Erfurter Erklärung

Bis hierher und nicht weiter

Verantwortung für die soziale Demokratie

„Eigentum verpflichtet. Sein Gebrauch soll zugleich dem Wohle der Allgemeinheit dienen.“

(Grundgesetz Artikel 14.2)

 

1. Die regierende Politik in unserem formal vereinten Land ist in einem Zustand von gnadenloser Ungerechtigkeit, Sozialverschleiß und fehlenden Perspektiven versunken. Im fünften Jahrzehnt ihrer Existenz wird in der Bundesrepublik der soziale Konsens, auf dem ihr Erfolg beruhte, durch radikale Umverteilung zugunsten der Einfluß-Reichen zerstört. Der kalte Krieg gegen den Sozialstaat hinterläßt eine andere Republik. Was von der Bundesregierung unter der Vorspiegelung von Reformen verfügt wird, erweist sich als geistig-moralischer Bankrott. Der Notstand ständig steigender Arbeitslosigkeit führt Staatshaushalte und Sozialversicherungssysteme in die Krise und der öffentliche Schuldendienst vermehrt den Reichtum der Banken und der Besitzer großer Geldvermögen. So entsteht Macht, die nicht demokratisch legitimiert ist. Es handelt sich nicht um einen Konjunktureinbruch, vielmehr stehen wir mitten in einem Epochenwechsel. In dieser Lage müssen sich in unserem Land alle gesellschaftlichen Kräfte zusammenfinden, die bereit und imstande sind, die Verantwortung für die soziale Demokratie mit der Bindung an ein soziales Europa zu übernehmen.
2. Gerechtere Verteilung der Einkommen und Güter ist die zentrale Aufgabe einer neuen Politik. Die deutsche Einheit wird zum massivsten Umverteilungsprozeß von unten nach oben seit Bestehen der Bundesrepublik mißbraucht. Niemand unterschätze die Dramatik der Lebenssituation in den ostdeutschen Ländern: Sehr viele neue Bundesbürger erleben, was gegenwärtig geschieht, als Enteignung ihrer erworbenen Rechte und ihrer Hoffnung auf Freiheit, Gleichheit, Mitmenschlichkeit. Im Westen meinen viele, sie geben ihr Bestes dem Osten, dort meinen viele, man nimmt ihnen das Letzte. In Ost und West gemeinsam sehen sich jedoch Millionen Mitbürger durch immer schwerwiegendere Belastungen vor unlösbare Probleme gestellt.
3. Wir brauchen eine andere Politik, also brauchen wir eine andere Regierung.
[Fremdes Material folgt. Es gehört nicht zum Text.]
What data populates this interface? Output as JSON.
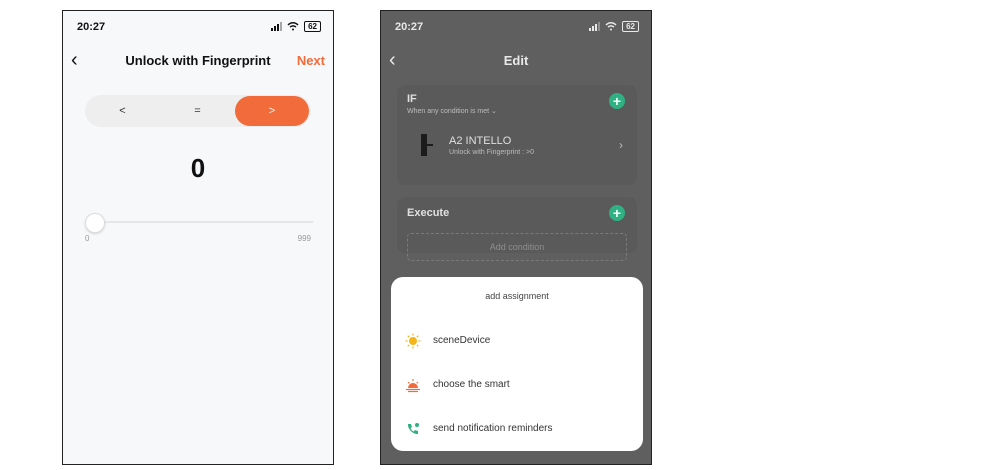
{
  "phone1": {
    "status": {
      "time": "20:27",
      "battery": "62"
    },
    "nav": {
      "title": "Unlock with Fingerprint",
      "next": "Next"
    },
    "operators": [
      "<",
      "=",
      ">"
    ],
    "value": "0",
    "range": {
      "min": "0",
      "max": "999"
    },
    "colors": {
      "accent": "#f26b3a"
    }
  },
  "phone2": {
    "status": {
      "time": "20:27",
      "battery": "62"
    },
    "nav": {
      "title": "Edit"
    },
    "if": {
      "title": "IF",
      "subtitle": "When any condition is met ⌄",
      "device_name": "A2 INTELLO",
      "device_detail": "Unlock with Fingerprint : >0"
    },
    "execute": {
      "title": "Execute",
      "add_condition": "Add condition"
    },
    "sheet": {
      "title": "add assignment",
      "options": [
        {
          "label": "sceneDevice",
          "icon": "bulb-icon"
        },
        {
          "label": "choose the smart",
          "icon": "sunrise-icon"
        },
        {
          "label": "send notification reminders",
          "icon": "phone-icon"
        }
      ]
    },
    "colors": {
      "green": "#2fb184"
    }
  }
}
Wer sie will, muß aus der Zuschauerdemokratie heraustreten. Wir brauchen eine außerparlamentarische Bewegung. Sie muß auf die Opposition in den Parlamenten überspringen. Die Erfahrung von 1968 und der Geist von 1989 sind für 1998 aufgerufen den Machtwechsel herbeizuführen. Resignation löst kein Problem. Sie richtet nur Schaden an. Viele denken: bis hierher und nicht weiter! Ihr Sammelpunkt ist der Wunsch nach Verwirklichung der sozialen Menschenrechte und die Verantwortung für die Bewahrung der natürlichen Lebensgrundlagen. Wir brauchen eine Regierung, die das Volk nicht als Gegner behandelt, dessen Widerspruch es zu brechen gilt.
4. Wir brauchen eine andere Politik. Oberstes Ziel muß das Überwinden der Massenarbeitslosigkeit sein. Es fehlen in der Bundesrepublik 6 bis 7 Millionen Arbeitsplätze. Die Gründe dafür liegen nicht im mangelnden Export. Auch nicht bei den Lohnstückkosten und angeblich überteuerten Sozialpflichten. Sie liegen bei der enorm gestiegenen Produktivität, den rückläufigen Wachstumsraten und den versäumten Konsequenzen für die Arbeitszeit. Auch fehlt es an Binnennachfrage und vorausschauendem Management. „Kapitalisten, hört die Signale!“ überschrieb unlängst die Züricher Weltwoche einen Leitartikel, der fragte: Wer soll die Waren kaufen, wenn die Bevölkerung immer weniger verdient?
Die Schulden der einen sind die Gewinne der anderen: Jede Schuldenmilliarde der öffentlichen Hände macht Bund, Länder und Kommunen abhängiger von den Geldgebern. Kapital ist reichlich vorhanden: Neuneinhalb Tausend Milliarden Mark macht die Summe der persönlichen Vermögen in der Bundesrepublik aus. Die Hälfte davon gehört zehn Prozent der Haushalte. Zugleich wirken angekündigte Massenentlassungen wie Siegesmeldungen an der Börse. Sie treiben die Aktienkurse nach oben und machen die Aktionäre zu Profiteuren der sozialen Perspektivlosigkeit der Arbeitslosen. Wer für die Benachteiligten nur noch den Zynismus „Sozialneid!“ übrig hat, verhöhnt die Sozialpflicht des Eigentums nach dem Grundgesetz. Die herrschende Politik zerteilt die sozial begründete Republik. In ihrem Polarkreis erstarrt das Eintreten füreinander.
– Wenn Notstand an Arbeit herrscht, muß sie neu und gerecht verteilt werden, durch weitere radikale Verkürzung der Arbeitszeit bei angemessenem Lohnausgleich.
– Die Bekämpfung der Massenarbeitslosigkeit muß sich an dem Leitbild eines neuen Typs von Vollbeschäftigung für Männer und Frauen orientieren. Die Erwerbsarbeit der Zukunft muß stärker denn je auf gesellschaftlichen Nutzen und ökologische Nachhaltigkeit verpflichtet werden. Finanzierung von Arbeit statt Arbeitslosigkeit.
– Wir brauchen den Einstieg in eine ökologische Steuerreform, und wir brauchen Reformen des Sozialstaats, die den Namen verdienen: Die Systeme der sozialen Sicherung müssen armutssicherer gemacht werden.
– Der historisch-politische Auftrag des Grundgesetzes erfordert angesichts sich ausbreitender Massenarmut eine Stärkung der Prinzipien des Solidarausgleichs und der sozialen Mindestsicherung.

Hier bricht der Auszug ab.